Viele westliche Beobachter der rumänischen Revolution machen aus ihrer Skepsis über die Erfolgschancen der jüngsten Ostblockdemokratie auch kein Hehl. Man sollte trotz aller Bedenken aber nicht vergessen, daß Demokratie gelernt sein will. Erst wenn das rumänische Volk sich von seinem Schreck erholt hat, wird man sehen, ob die neuen Machthaber Rumäniens es mit der Demokratie ernst meinen, oder die Macht mit altbewährten oder scheindemokratischen Mitteln halten wollen. Trotz aller Unkenrufe muß man den Frauen und Männern um Ion Iliescu auch Sinn für den Freiheitsdrang ihres Volkes bescheinigen. Ebenfalls am 7. Januar verkündete RADIO BUKAREST: "Der Rat der Front der Nationalen Rettung informiert uns, daß er infolge vieler Briefe und Appelle der Bürger, auf der Grundlage der in der Programmplattform enthaltenen Verfügungen ein Dekret für die Paßbehörde ausgearbeitet hat." Schon einen Tag später wurde das Dekret veröffentlicht: "Die einfachen Pässe werden innerhalb von höchstens 20 Tagen nach dem Einreichen des Antrages ausgehändigt."
Es ist mit Sicherheit das Gesetz, vielleicht sogar das einzige, auf das unsere Landsleute im Banat gewartet haben.

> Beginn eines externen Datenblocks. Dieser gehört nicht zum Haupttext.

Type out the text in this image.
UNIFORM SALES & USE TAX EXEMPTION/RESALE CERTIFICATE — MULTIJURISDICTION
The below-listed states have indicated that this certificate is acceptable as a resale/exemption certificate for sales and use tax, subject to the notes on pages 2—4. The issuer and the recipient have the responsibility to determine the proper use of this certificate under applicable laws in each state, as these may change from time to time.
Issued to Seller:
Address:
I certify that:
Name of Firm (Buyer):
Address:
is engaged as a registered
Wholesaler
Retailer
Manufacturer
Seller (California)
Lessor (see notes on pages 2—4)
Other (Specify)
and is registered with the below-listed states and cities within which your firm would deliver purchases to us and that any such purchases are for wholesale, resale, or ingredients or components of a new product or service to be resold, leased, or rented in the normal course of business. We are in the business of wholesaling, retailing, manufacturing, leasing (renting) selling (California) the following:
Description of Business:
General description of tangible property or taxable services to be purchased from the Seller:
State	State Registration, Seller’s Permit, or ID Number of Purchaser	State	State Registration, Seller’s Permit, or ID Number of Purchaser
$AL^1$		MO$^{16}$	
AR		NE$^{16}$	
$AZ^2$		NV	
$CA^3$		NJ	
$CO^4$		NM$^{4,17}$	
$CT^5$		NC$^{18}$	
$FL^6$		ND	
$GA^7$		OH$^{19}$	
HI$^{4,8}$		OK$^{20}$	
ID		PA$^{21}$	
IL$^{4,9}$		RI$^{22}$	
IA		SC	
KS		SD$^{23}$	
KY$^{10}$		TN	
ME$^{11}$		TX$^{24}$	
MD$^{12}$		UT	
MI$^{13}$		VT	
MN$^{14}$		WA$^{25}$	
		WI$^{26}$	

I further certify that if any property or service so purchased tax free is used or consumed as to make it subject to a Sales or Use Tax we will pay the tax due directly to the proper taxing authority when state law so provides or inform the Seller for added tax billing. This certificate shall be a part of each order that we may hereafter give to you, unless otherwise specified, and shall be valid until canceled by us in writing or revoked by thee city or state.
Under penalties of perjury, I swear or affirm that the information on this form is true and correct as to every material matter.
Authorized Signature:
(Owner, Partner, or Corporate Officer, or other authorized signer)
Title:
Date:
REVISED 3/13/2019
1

Die Früchte der Revolution hängen zwar noch sehr hoch, für viele Banater Schwaben sind sie aber greifbar nahe.
Wir wissen alle, daß Meinungen wie "Ich denke, daß eine Veränderung der Lage in Rumänien - das heißt Beseitigung der Unterdrückung, aber auch Chancen der inneren Entwicklung des Landes - viele Deutsche dazu veranlassen wird, ihre an sich schon getroffene Entscheidung, das Land zu verlassen, noch einmal zu überdenken ..." oder "Ich hoffe inständig, daß die Menschen hier in Rumänien wieder für sich und ihre Kinder Hoffnung sehen und daß dann möglicherweise doch weniger ausreisen als bisher beabsichtigten ...", auch wenn sie von so erfahrenen Politikern wie Hans Dietrich Genscher und Otto Graf Lambsdorff stammen, die Realität verkennen.  Wer in seiner Heimat so einsam und fremd ist, wie es die Deutschen im Banat und in Siebenbürgen sind, dem wird die Fremde schnell zur Heimat. Die Kunst, dies zu verstehen, liegt in der seelischen Fähigkeit des Einzelnen, eine solche Tragödie im Geiste nachzuvollziehen.